Interrupted Connection

Posted August 9, 2005 @ 4:15pm | by S. Cutshall

Fatherson

Vertically, I've got one blood family member left in this world... My Father.  The two of us don't see eye to eye much if ever at all.  To say we don't get alone well would be an understatement.  He has ideas, I have mine... ours seldom meet.

It's that Dad/Son thing.  He wants me to be better than him, he also wants to feel like he's always got something up on me... I want him to be floored by me [what son doesn't want that?], I want him to at least acknowledge some of my achievements.  I want him to hear triumphant music rise up whenever I'm around or at least hear something when my name is uttered.  That doesn't seem to happen though.

At 41 years old, I'm still remiss in admitting that I, me, Scott... want this 73 year old pain in my ass, grey white-haired, ex-Marine, Korean War vet, did I say pain in the ass yet[?], fast shrinking man to respect me.  To be awed by his youngest son... to say something akin to, "Holy shit, that's one damn fine, amazingly accomplished son I sired".

I cannot see it ever happening.

I've precisely one moment of feeling like I had a chance as an adult with him.  In 1997 when my mom passed, my dad **actually** started asking me my thoughts and opinions.  Things like, "Scott, I was thinking about doing insert random thing here, what would you do?", actually popped out of his pie hole.  I was stunned.  I was honored.  I was pleased, proud and shocked.  I took EVERY question seriously [which I seldom do in my 'other' non-dad-asking-me-questions life] and would give each and every utterance from him my maximum consideration before responding.
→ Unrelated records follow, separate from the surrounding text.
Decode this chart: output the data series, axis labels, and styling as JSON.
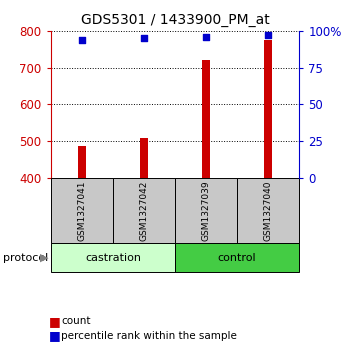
{
  "title": "GDS5301 / 1433900_PM_at",
  "samples": [
    "GSM1327041",
    "GSM1327042",
    "GSM1327039",
    "GSM1327040"
  ],
  "count_values": [
    487,
    510,
    720,
    775
  ],
  "percentile_values": [
    94,
    95,
    96,
    97
  ],
  "ylim_left": [
    400,
    800
  ],
  "ylim_right": [
    0,
    100
  ],
  "yticks_left": [
    400,
    500,
    600,
    700,
    800
  ],
  "yticks_right": [
    0,
    25,
    50,
    75,
    100
  ],
  "ytick_labels_right": [
    "0",
    "25",
    "50",
    "75",
    "100%"
  ],
  "bar_color": "#cc0000",
  "dot_color": "#0000cc",
  "left_axis_color": "#cc0000",
  "right_axis_color": "#0000cc",
  "groups": [
    {
      "label": "castration",
      "indices": [
        0,
        1
      ],
      "color": "#ccffcc"
    },
    {
      "label": "control",
      "indices": [
        2,
        3
      ],
      "color": "#44cc44"
    }
  ],
  "protocol_label": "protocol",
  "legend_count_label": "count",
  "legend_pct_label": "percentile rank within the sample",
  "sample_box_color": "#c8c8c8",
  "background_color": "#ffffff",
  "bar_width": 0.12
}
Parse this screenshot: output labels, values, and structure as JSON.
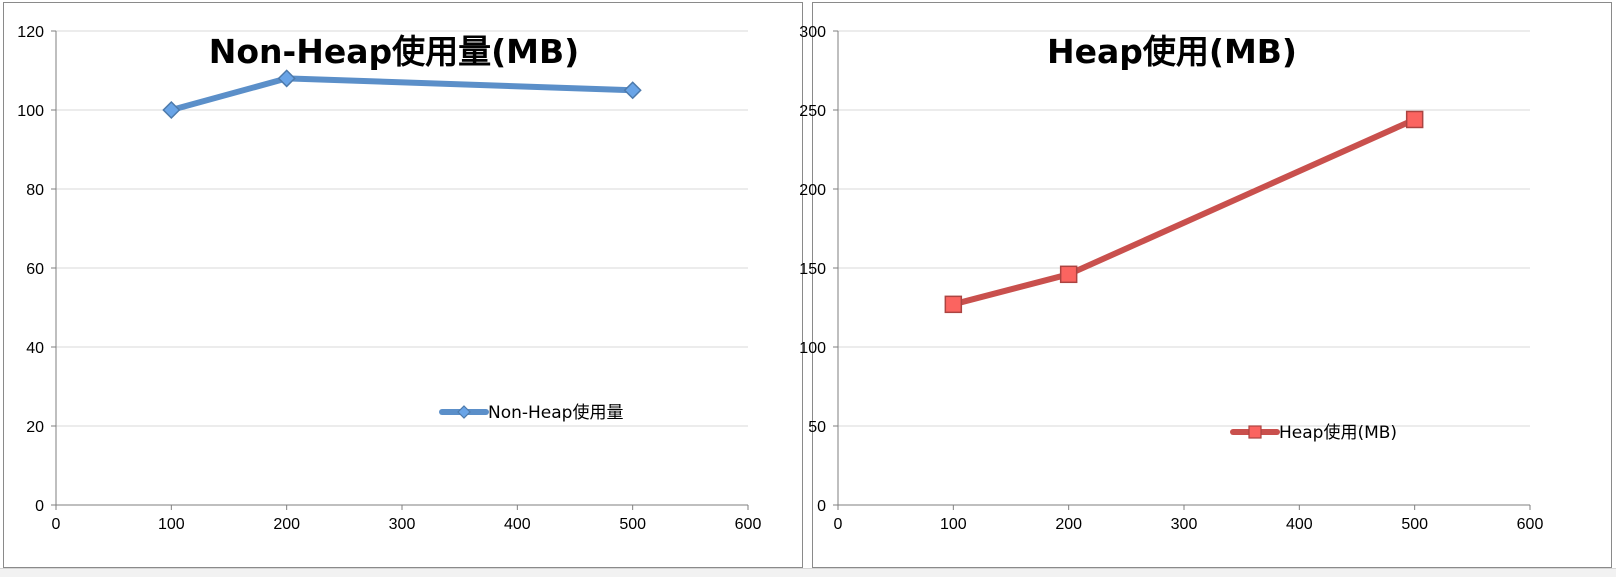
{
  "chart_data": [
    {
      "type": "line",
      "title": "Non-Heap使用量(MB)",
      "xlabel": "",
      "ylabel": "",
      "xlim": [
        0,
        600
      ],
      "ylim": [
        0,
        120
      ],
      "xticks": [
        "0",
        "100",
        "200",
        "300",
        "400",
        "500",
        "600"
      ],
      "yticks": [
        "0",
        "20",
        "40",
        "60",
        "80",
        "100",
        "120"
      ],
      "grid": true,
      "legend_position": "bottom-right",
      "color": "#5b8fc9",
      "marker": "diamond",
      "series": [
        {
          "name": "Non-Heap使用量",
          "x": [
            100,
            200,
            500
          ],
          "y": [
            100,
            108,
            105
          ]
        }
      ]
    },
    {
      "type": "line",
      "title": "Heap使用(MB)",
      "xlabel": "",
      "ylabel": "",
      "xlim": [
        0,
        600
      ],
      "ylim": [
        0,
        300
      ],
      "xticks": [
        "0",
        "100",
        "200",
        "300",
        "400",
        "500",
        "600"
      ],
      "yticks": [
        "0",
        "50",
        "100",
        "150",
        "200",
        "250",
        "300"
      ],
      "grid": true,
      "legend_position": "bottom-right",
      "color": "#c9504d",
      "marker": "square",
      "series": [
        {
          "name": "Heap使用(MB)",
          "x": [
            100,
            200,
            500
          ],
          "y": [
            127,
            146,
            244
          ]
        }
      ]
    }
  ]
}
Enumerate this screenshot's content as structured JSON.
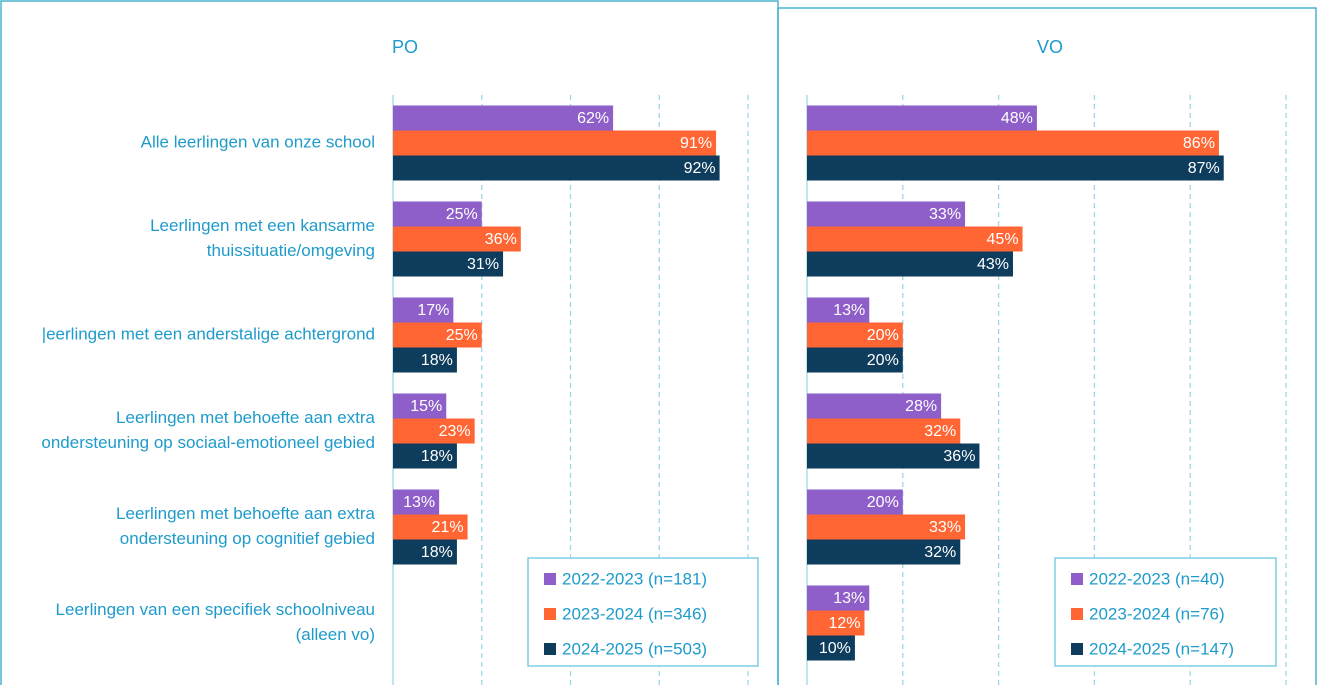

Prior to this, he had never asked me a question that he didn't already know the answer to... he was either exasperated with me, teaching me some grand life lesson, drilling me, dressing me down, being condescending or asking me a question as a setup to nailing me to the cross of human faultiness.  This, however, was very different and very weird for me.

New terrain.  Unfamiliar and uncharted territory, and yet profoundly right feeling and correct.  I was after all 34 years old and had some life lessons and experiences that may have been [definitely were!] different than his life course.

And life being full of the occasional rich surprise... this lasted 12 whole months.  For precisely 12 months he kept asking me questions: "what would you do's; why is that's; how can I's; I wanted to find out what your thoughts were's" & more... it was an oasis in what had otherwise been 34 years of mostly dry breasted lessons in practicality and the banalities of cookie-cutter living.

And then like going back to the all-you-can-eat buffet at Chi-Chi's one too many times, it was gone and I was left sitting on the mythical porcelain throne to ponder my empty kingdom and irritated bowel.

What seemed like a dream had, in fact, become just that again... a dream.  It was over.  Dad had gone back, not gradually mind you or even somewhat quickly, but full blown lightswitch-clicked-from-on-to-off in one fell swoop, to not asking questions.  Where Question Marks had bookended his sentences like really great foamed soy milk in hot ebony coffee, all that was left were Periods, Exclamation Points and sarcastically placed hurtful fish hooks with dots underneath [????].

What had I done?  What question did I mis-answer so badly, so poorly that I lost him?  Where did I go astray?

To this day I have no answer.

I never asked him and he's too busy being himself to answer or even ponder the differences... if he even ever noticed in the first place.

It may be better to have loved and lost than to have never loved at all... or the same with bread and losing it.  I don't know and won't imply that I do.

But for one year I made my dad proud in my estimate.  I was old enough to know it, to recognize it... to know its value and worth.  He was dazzled with my answers and often said he would have never thought of such an approach or course to solving this or that issue.  I tasted what I often have read about in books and seen in movies.  It can happen.

It was real and I'll never forget it.

At this point in 2005 him and I are so out of sync that the only thing we can agree on is that all our correspondence should be via handwritten letters mailed through the USPS.  7 months into this year and we've talked [via ink, paper, envelope and stamp] precisely 1 time each.

It's sad, and I cannot get away from the feeling that it reflects worse on me than him.